Hainan Airlines, China’s biggest private airline company, has completed the first for the country commercial flight, powered by biofuel from restaurant left-over cooking oil.
Sure, we are all following the Swiss Solar Impulse 2, while the plane is circulating the world powered by solar, but while this is happening, the competition for eco-friendly air flights is growing rapidly. One of China’s largest airlines, Hainan Airlines, hurried up to show that they are 100% committed to the environment, and without compromising any safety or fuel efficiency rules, they completed a flight using biofuel from used cooking oil.
The company’s Boeing 737 Next Generation, flew from Shanghai to Beijing, carrying 100 passengers on board and piloted by the vice president of Hainan Airlines himself. The fuel was a 50:50 mix of conventional jet fuel and biofuel from cooking oil. The flight produced the incredible 80% less carbon dioxide emissions than any conventional kerosene-powered flight on this track.
This achievement is incredible, not only because China holds the second place on the world’s air travel market chart, just after the U.S..The market predictions indicate that in order to meet the country’s demands in the coming decades, China will have to spend more than $800 billion and purchase a minimum of 6,000 new aircrafts. Needless to say, powering all these will add a huge expense to all airline companies’ budgets. In this sense, tapping into the endless resource of left-over cooking oil from the billions of restaurants across the country, would be the ideal solution everyone is waiting for.
A pilot facility that has the capacity to convert as much as 650 liters of cooking oil into biofuel per day is already set up. It is owned by Boeing and the airplane manufacturer Commercial Airplane Corporation of China, and it is believed that it could produce up to 1.8 billion liters of biofuel per year.
Of course, as it is with any innovation, some people are very skeptical, and claim that the price will never be competitive with fossil fuels. Since 2011 when the first ever flight using biofuels was conducted by the Dutch KLM, only 1,500 flights have been powered by the eco-friendly alternative.

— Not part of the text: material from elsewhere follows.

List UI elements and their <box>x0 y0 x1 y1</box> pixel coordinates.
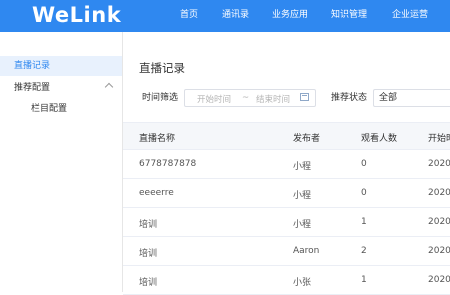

To put this number in perspective, each day the world serves an average of 100,000 flights. In addition, skeptics question whether there will be a sufficient amount of used oil to produce the amounts of biofuel the companies are targeting.
Nevertheless, considering the impossible to regulate black market for gutter oil, the dangerous consequences of its consumption on human health, and of course the huge amount of emissions from conventional kerosene, I do believe that the process should be given a fair chance.
After all, people said the prices of solar would never be competitive with fossils, and look how that turned out.